Does the description disclose side effects, auth requirements, rate limits, or destructive behavior?

Annotations declare readOnlyHint=true, and the description aligns with analysis being read-only. However, the description does not disclose the multi-step workflow (step_number, total_steps), the use of continuation_id for multi-turn conversations, or the model selection behavior, which are critical behavioral traits beyond annotations.

Agents need to know what a tool does to the world before calling it. Descriptions should go beyond structured annotations to explain consequences.

Conciseness4/5

Is the description appropriately sized, front-loaded, and free of redundancy?

The description is two sentences, concise and front-loaded with purpose. No unnecessary repetition, though it could benefit from slightly more detail on workflow without being verbose.

Shorter descriptions cost fewer tokens and are easier for agents to parse. Every sentence should earn its place.

Completeness2/5

Given the tool's complexity, does the description cover enough for an agent to succeed on first attempt?

Given the tool's complexity (18 parameters, 6 required, multi-step workflow, no output schema), the description is too sparse.

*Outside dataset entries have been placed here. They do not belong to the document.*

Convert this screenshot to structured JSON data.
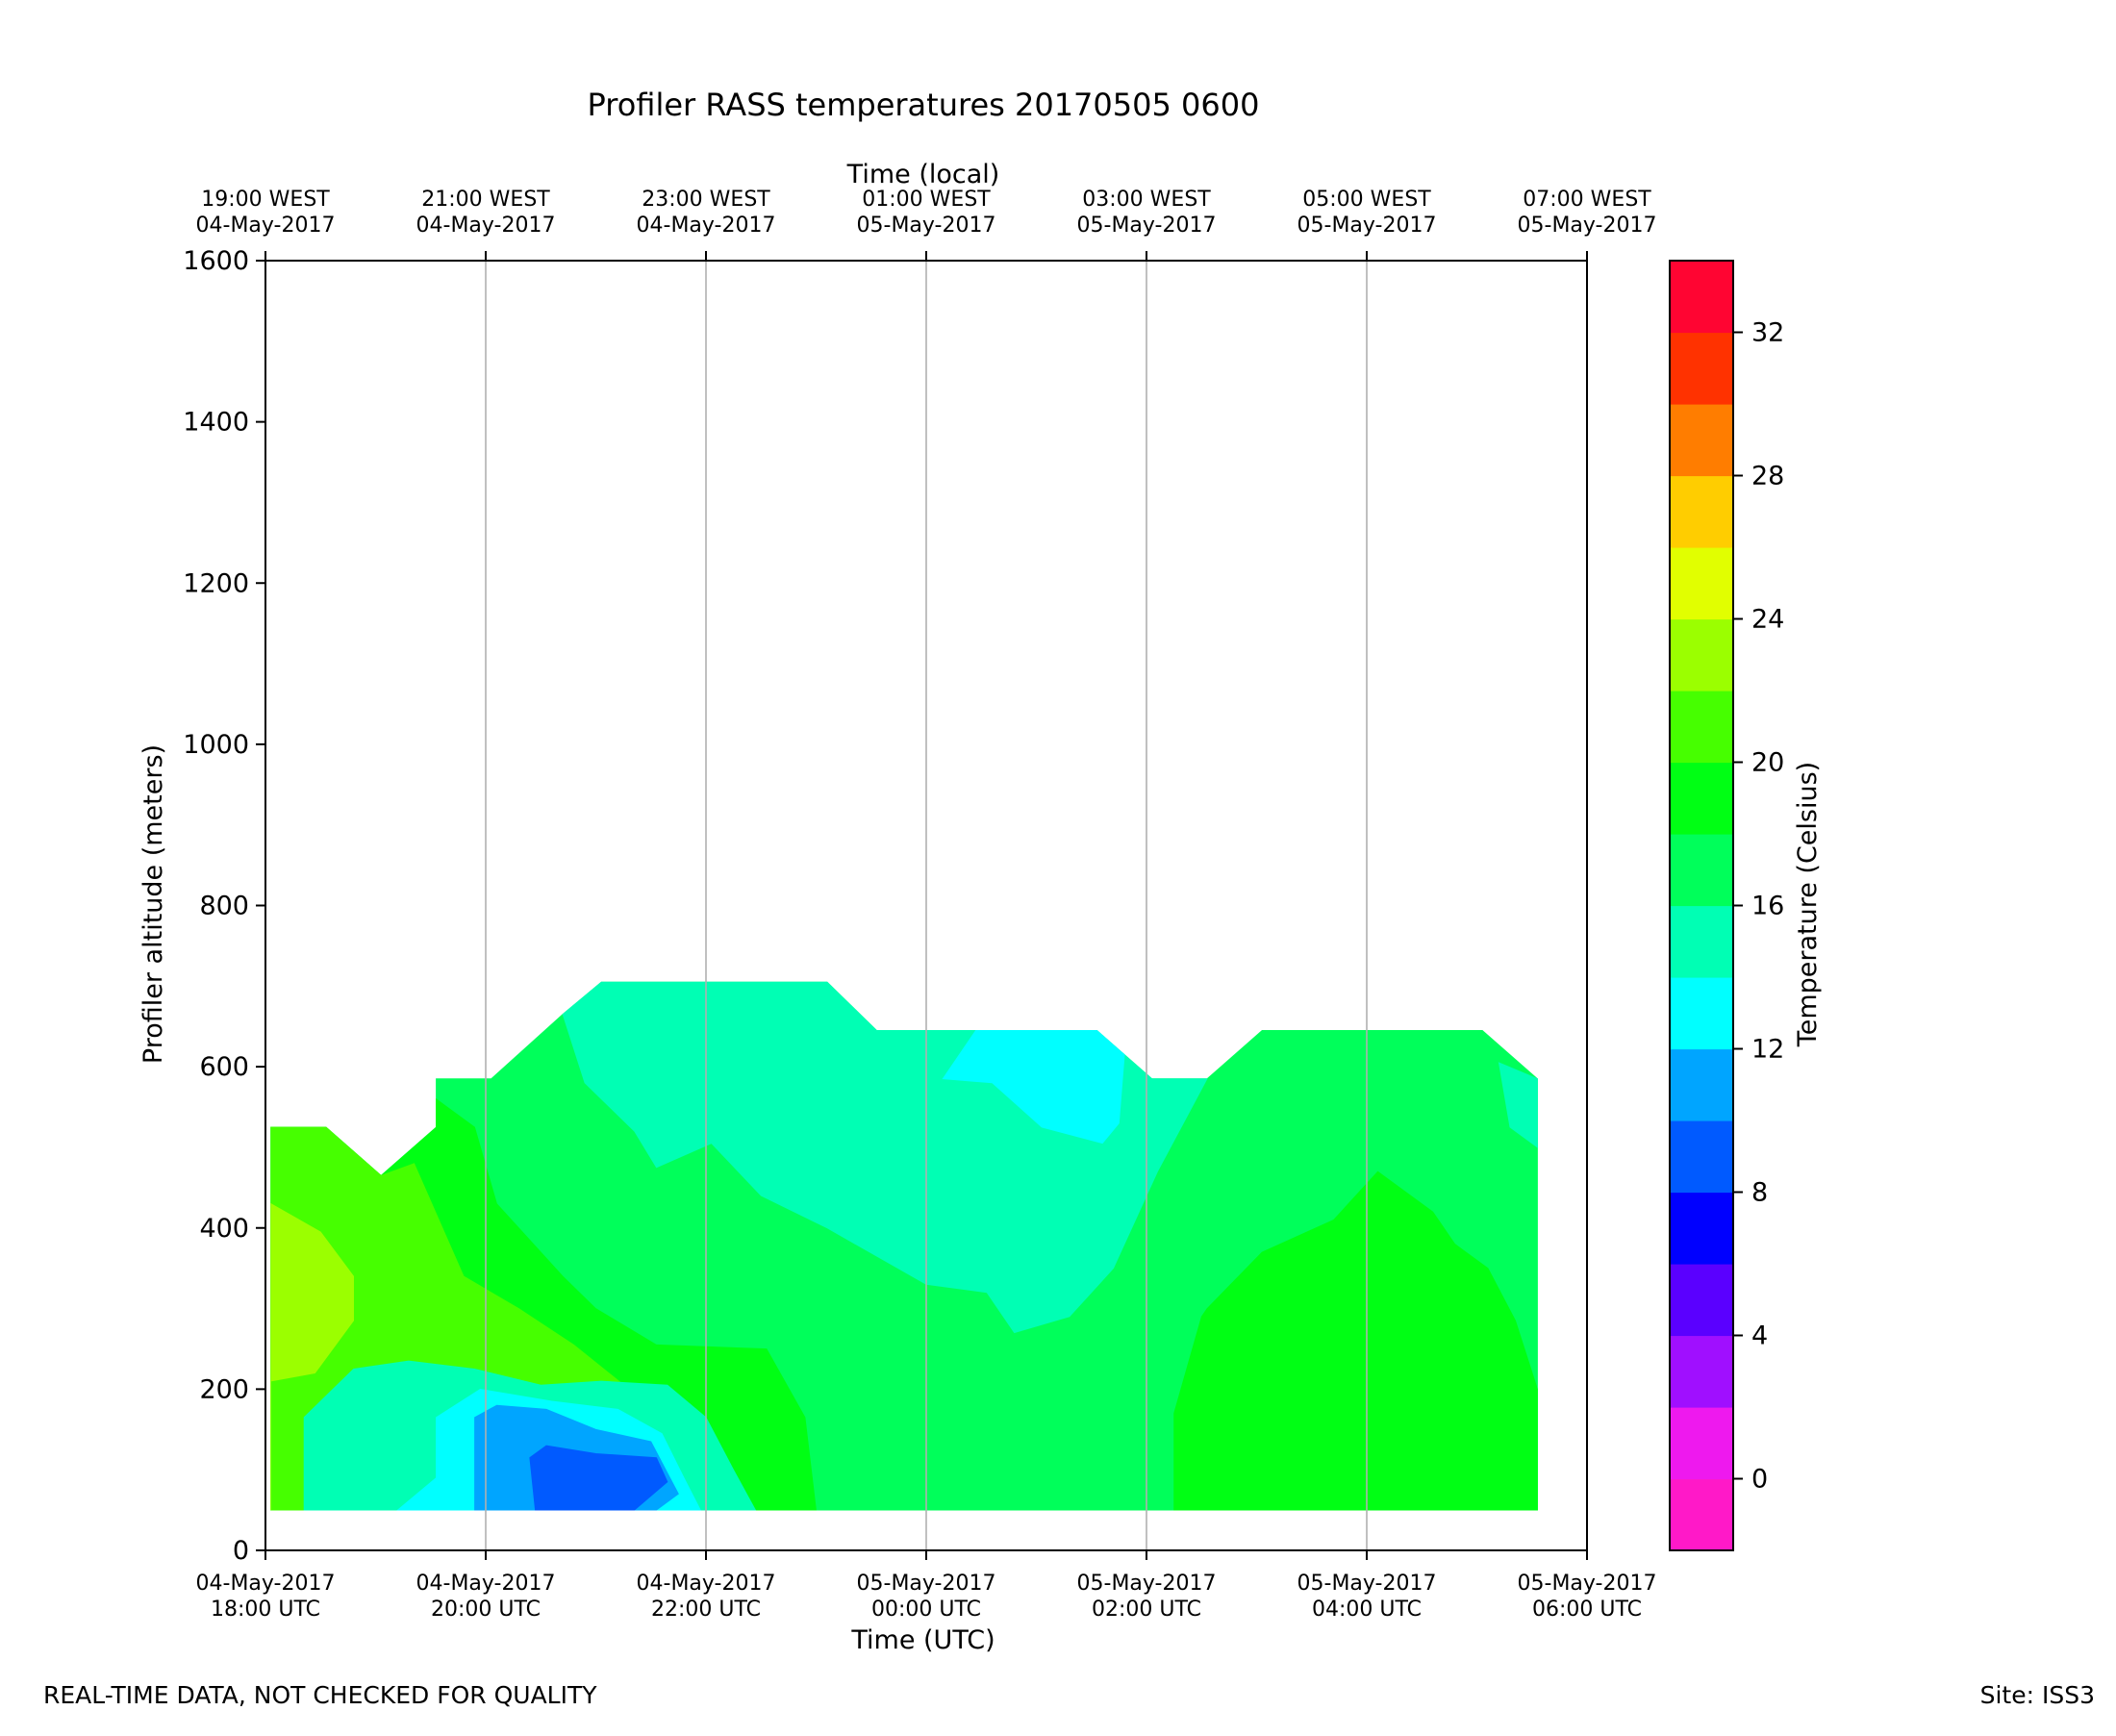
{
  "footer": {
    "disclaimer": "REAL-TIME DATA, NOT CHECKED FOR QUALITY",
    "site": "Site: ISS3"
  },
  "chart_data": {
    "type": "contour",
    "title": "Profiler RASS temperatures 20170505 0600",
    "xlabel": "Time (UTC)",
    "xlabel_top": "Time (local)",
    "ylabel": "Profiler altitude (meters)",
    "colorbar_label": "Temperature (Celsius)",
    "xlim": [
      "04-May-2017 18:00 UTC",
      "05-May-2017 06:00 UTC"
    ],
    "ylim": [
      0,
      1600
    ],
    "grid": "vertical lines at x ticks",
    "x_ticks": [
      {
        "hour_utc": 18,
        "line1": "04-May-2017",
        "line2": "18:00 UTC"
      },
      {
        "hour_utc": 20,
        "line1": "04-May-2017",
        "line2": "20:00 UTC"
      },
      {
        "hour_utc": 22,
        "line1": "04-May-2017",
        "line2": "22:00 UTC"
      },
      {
        "hour_utc": 24,
        "line1": "05-May-2017",
        "line2": "00:00 UTC"
      },
      {
        "hour_utc": 26,
        "line1": "05-May-2017",
        "line2": "02:00 UTC"
      },
      {
        "hour_utc": 28,
        "line1": "05-May-2017",
        "line2": "04:00 UTC"
      },
      {
        "hour_utc": 30,
        "line1": "05-May-2017",
        "line2": "06:00 UTC"
      }
    ],
    "x_ticks_top": [
      {
        "hour_utc": 18,
        "line1": "19:00 WEST",
        "line2": "04-May-2017"
      },
      {
        "hour_utc": 20,
        "line1": "21:00 WEST",
        "line2": "04-May-2017"
      },
      {
        "hour_utc": 22,
        "line1": "23:00 WEST",
        "line2": "04-May-2017"
      },
      {
        "hour_utc": 24,
        "line1": "01:00 WEST",
        "line2": "05-May-2017"
      },
      {
        "hour_utc": 26,
        "line1": "03:00 WEST",
        "line2": "05-May-2017"
      },
      {
        "hour_utc": 28,
        "line1": "05:00 WEST",
        "line2": "05-May-2017"
      },
      {
        "hour_utc": 30,
        "line1": "07:00 WEST",
        "line2": "05-May-2017"
      }
    ],
    "y_ticks": [
      0,
      200,
      400,
      600,
      800,
      1000,
      1200,
      1400,
      1600
    ],
    "colorbar": {
      "range": [
        -2,
        34
      ],
      "step": 2,
      "ticks": [
        0,
        4,
        8,
        12,
        16,
        20,
        24,
        28,
        32
      ],
      "colors": [
        "#ff19c8",
        "#ee19ee",
        "#a00fff",
        "#5a00ff",
        "#0000ff",
        "#005aff",
        "#00a5ff",
        "#00ffff",
        "#00ffb4",
        "#00ff5a",
        "#00ff14",
        "#46ff00",
        "#9bff00",
        "#e1ff00",
        "#ffcd00",
        "#ff7d00",
        "#ff3200",
        "#ff0532"
      ]
    },
    "regions": [
      {
        "level": 16,
        "points": [
          [
            18.05,
            50
          ],
          [
            18.05,
            525
          ],
          [
            18.55,
            525
          ],
          [
            19.05,
            465
          ],
          [
            19.55,
            525
          ],
          [
            19.55,
            585
          ],
          [
            20.05,
            585
          ],
          [
            20.7,
            665
          ],
          [
            21.05,
            705
          ],
          [
            23.1,
            705
          ],
          [
            23.55,
            645
          ],
          [
            25.55,
            645
          ],
          [
            26.05,
            585
          ],
          [
            26.55,
            585
          ],
          [
            27.05,
            645
          ],
          [
            29.05,
            645
          ],
          [
            29.55,
            585
          ],
          [
            29.55,
            50
          ]
        ]
      },
      {
        "level": 18,
        "points": [
          [
            18.05,
            50
          ],
          [
            18.05,
            525
          ],
          [
            18.55,
            525
          ],
          [
            19.05,
            465
          ],
          [
            19.55,
            525
          ],
          [
            19.55,
            560
          ],
          [
            19.9,
            525
          ],
          [
            20.1,
            430
          ],
          [
            20.7,
            340
          ],
          [
            21.0,
            300
          ],
          [
            21.55,
            255
          ],
          [
            22.55,
            250
          ],
          [
            22.9,
            165
          ],
          [
            23.0,
            50
          ]
        ]
      },
      {
        "level": 20,
        "points": [
          [
            18.05,
            50
          ],
          [
            18.05,
            525
          ],
          [
            18.55,
            525
          ],
          [
            19.05,
            465
          ],
          [
            19.35,
            480
          ],
          [
            19.8,
            340
          ],
          [
            20.3,
            300
          ],
          [
            20.8,
            255
          ],
          [
            21.3,
            200
          ],
          [
            21.5,
            180
          ],
          [
            21.0,
            160
          ],
          [
            20.3,
            130
          ],
          [
            19.7,
            100
          ],
          [
            18.8,
            50
          ]
        ]
      },
      {
        "level": 22,
        "points": [
          [
            18.05,
            50
          ],
          [
            18.05,
            430
          ],
          [
            18.5,
            395
          ],
          [
            18.8,
            340
          ],
          [
            18.8,
            285
          ],
          [
            18.45,
            220
          ],
          [
            18.05,
            210
          ]
        ]
      },
      {
        "level": 14,
        "points": [
          [
            18.35,
            50
          ],
          [
            18.35,
            165
          ],
          [
            18.8,
            225
          ],
          [
            19.3,
            235
          ],
          [
            19.9,
            225
          ],
          [
            20.5,
            205
          ],
          [
            21.05,
            210
          ],
          [
            21.65,
            205
          ],
          [
            22.0,
            165
          ],
          [
            22.25,
            100
          ],
          [
            22.45,
            50
          ]
        ]
      },
      {
        "level": 12,
        "points": [
          [
            19.2,
            50
          ],
          [
            19.55,
            90
          ],
          [
            19.55,
            165
          ],
          [
            19.95,
            200
          ],
          [
            20.6,
            185
          ],
          [
            21.2,
            175
          ],
          [
            21.6,
            145
          ],
          [
            21.8,
            90
          ],
          [
            21.95,
            50
          ]
        ]
      },
      {
        "level": 10,
        "points": [
          [
            19.9,
            50
          ],
          [
            19.9,
            165
          ],
          [
            20.1,
            180
          ],
          [
            20.55,
            175
          ],
          [
            21.0,
            150
          ],
          [
            21.5,
            135
          ],
          [
            21.75,
            70
          ],
          [
            21.55,
            50
          ]
        ]
      },
      {
        "level": 8,
        "points": [
          [
            20.45,
            50
          ],
          [
            20.4,
            115
          ],
          [
            20.55,
            130
          ],
          [
            21.0,
            120
          ],
          [
            21.55,
            115
          ],
          [
            21.65,
            85
          ],
          [
            21.35,
            50
          ]
        ]
      },
      {
        "level": 14,
        "points": [
          [
            20.7,
            665
          ],
          [
            21.05,
            705
          ],
          [
            23.1,
            705
          ],
          [
            23.55,
            645
          ],
          [
            25.55,
            645
          ],
          [
            26.05,
            585
          ],
          [
            26.55,
            585
          ],
          [
            26.1,
            470
          ],
          [
            25.7,
            350
          ],
          [
            25.3,
            290
          ],
          [
            24.8,
            270
          ],
          [
            24.55,
            320
          ],
          [
            24.0,
            330
          ],
          [
            23.1,
            400
          ],
          [
            22.5,
            440
          ],
          [
            22.05,
            505
          ],
          [
            21.55,
            475
          ],
          [
            21.35,
            520
          ],
          [
            20.9,
            580
          ]
        ]
      },
      {
        "level": 12,
        "points": [
          [
            24.15,
            585
          ],
          [
            24.45,
            645
          ],
          [
            25.55,
            645
          ],
          [
            25.8,
            615
          ],
          [
            25.75,
            530
          ],
          [
            25.6,
            505
          ],
          [
            25.05,
            525
          ],
          [
            24.6,
            580
          ]
        ]
      },
      {
        "level": 14,
        "points": [
          [
            29.2,
            605
          ],
          [
            29.55,
            585
          ],
          [
            29.55,
            500
          ],
          [
            29.3,
            525
          ]
        ]
      },
      {
        "level": 18,
        "points": [
          [
            26.25,
            50
          ],
          [
            26.25,
            170
          ],
          [
            26.5,
            290
          ],
          [
            26.55,
            300
          ],
          [
            27.05,
            370
          ],
          [
            27.7,
            410
          ],
          [
            28.1,
            470
          ],
          [
            28.6,
            420
          ],
          [
            28.8,
            380
          ],
          [
            29.1,
            350
          ],
          [
            29.35,
            285
          ],
          [
            29.55,
            200
          ],
          [
            29.55,
            50
          ]
        ]
      }
    ]
  }
}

It omits the iterative step process, continuation_id usage, and how to interpret findings, leaving the AI agent underinformed.

Complex tools with many parameters or behaviors need more documentation. Simple tools need less. This dimension scales expectations accordingly.

Parameters3/5

Does the description clarify parameter syntax, constraints, interactions, or defaults beyond what the schema provides?

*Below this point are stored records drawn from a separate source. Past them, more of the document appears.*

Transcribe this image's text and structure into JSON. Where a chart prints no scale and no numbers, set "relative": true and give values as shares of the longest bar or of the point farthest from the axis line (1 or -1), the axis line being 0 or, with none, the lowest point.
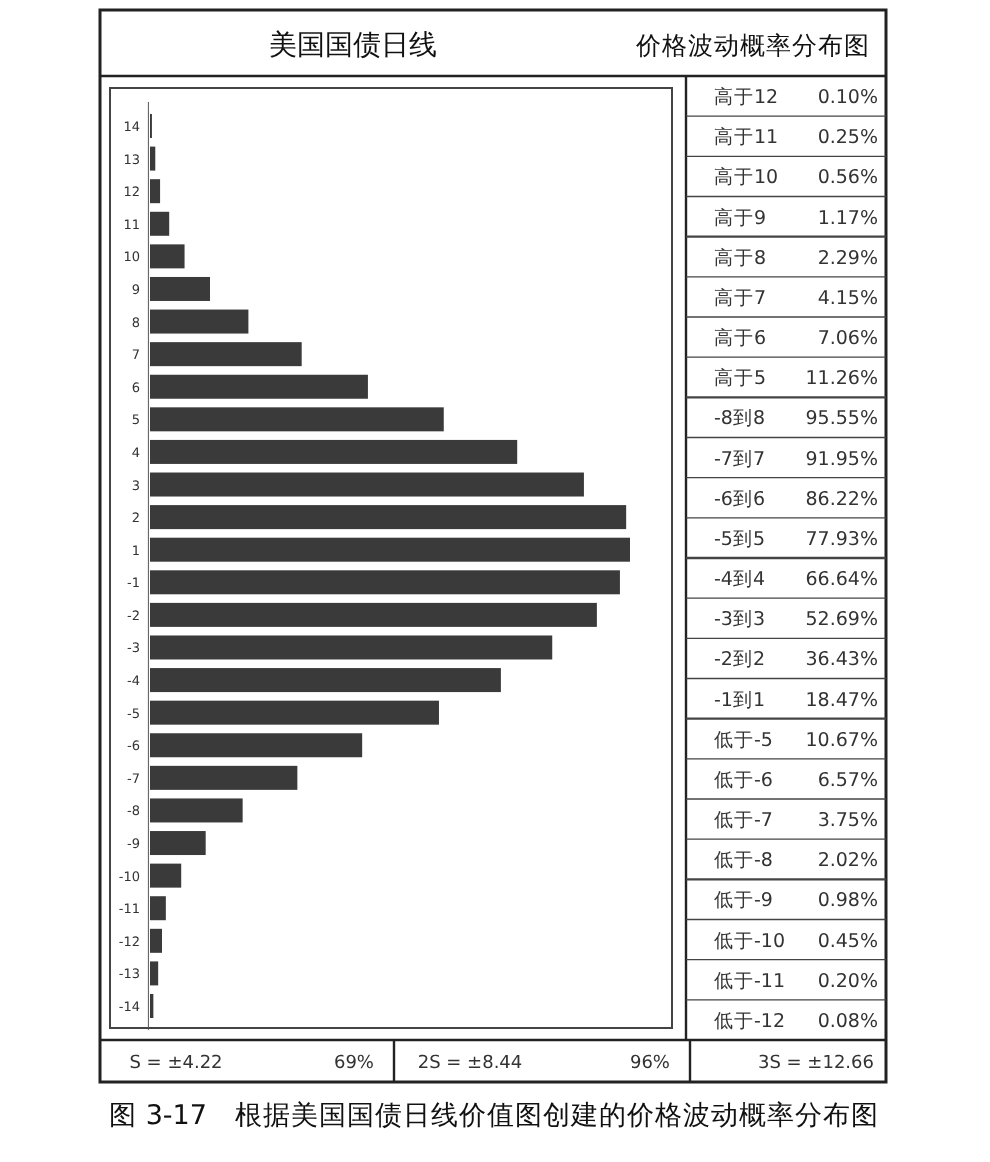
{
  "chart_data": [
    {
      "type": "bar",
      "orientation": "horizontal",
      "relative": true,
      "title": "美国国债日线",
      "color": "#3a3a3a",
      "categories": [
        "14",
        "13",
        "12",
        "11",
        "10",
        "9",
        "8",
        "7",
        "6",
        "5",
        "4",
        "3",
        "2",
        "1",
        "-1",
        "-2",
        "-3",
        "-4",
        "-5",
        "-6",
        "-7",
        "-8",
        "-9",
        "-10",
        "-11",
        "-12",
        "-13",
        "-14"
      ],
      "values": [
        0.004,
        0.011,
        0.021,
        0.04,
        0.072,
        0.125,
        0.205,
        0.316,
        0.454,
        0.612,
        0.765,
        0.904,
        0.992,
        1,
        0.979,
        0.931,
        0.838,
        0.731,
        0.602,
        0.442,
        0.307,
        0.193,
        0.116,
        0.065,
        0.033,
        0.025,
        0.017,
        0.007
      ],
      "annotations": [
        "S = ±4.22",
        "69%",
        "2S = ±8.44",
        "96%",
        "3S = ±12.66",
        "图 3-17　根据美国国债日线价值图创建的价格波动概率分布图"
      ]
    },
    {
      "type": "other",
      "title": "价格波动概率分布图",
      "annotations": [
        "高于12",
        "0.10%",
        "高于11",
        "0.25%",
        "高于10",
        "0.56%",
        "高于9",
        "1.17%",
        "高于8",
        "2.29%",
        "高于7",
        "4.15%",
        "高于6",
        "7.06%",
        "高于5",
        "11.26%",
        "-8到8",
        "95.55%",
        "-7到7",
        "91.95%",
        "-6到6",
        "86.22%",
        "-5到5",
        "77.93%",
        "-4到4",
        "66.64%",
        "-3到3",
        "52.69%",
        "-2到2",
        "36.43%",
        "-1到1",
        "18.47%",
        "低于-5",
        "10.67%",
        "低于-6",
        "6.57%",
        "低于-7",
        "3.75%",
        "低于-8",
        "2.02%",
        "低于-9",
        "0.98%",
        "低于-10",
        "0.45%",
        "低于-11",
        "0.20%",
        "低于-12",
        "0.08%"
      ]
    }
  ]
}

Schema description coverage is 100%, so the schema alone fully documents parameters. The description adds no additional parameter-specific meaning, meeting the baseline expectation but not exceeding it.

Input schemas describe structure but not intent. Descriptions should explain non-obvious parameter relationships and valid value ranges.

Purpose4/5

Does the description clearly state what the tool does and how it differs from similar tools?

The description clearly states it performs comprehensive code analysis for architecture, performance, etc., and uses verb 'analyze' with specific domains. However, it does not explicitly differentiate from sibling tools like codereview or secaudit, which also analyze code.

Agents choose between tools based on descriptions. A clear purpose with a specific verb and resource helps agents select the right tool.

Usage Guidelines3/5

Does the description explain when to use this tool, when not to, or what alternatives exist?

The description says 'Use for architecture, performance, maintainability, and pattern analysis' but gives no guidance on when not to use it or alternatives. It lacks explicit when-not or comparisons to siblings.

Agents often have multiple tools that could apply. Explicit usage guidance like "use X instead of Y when Z" prevents misuse.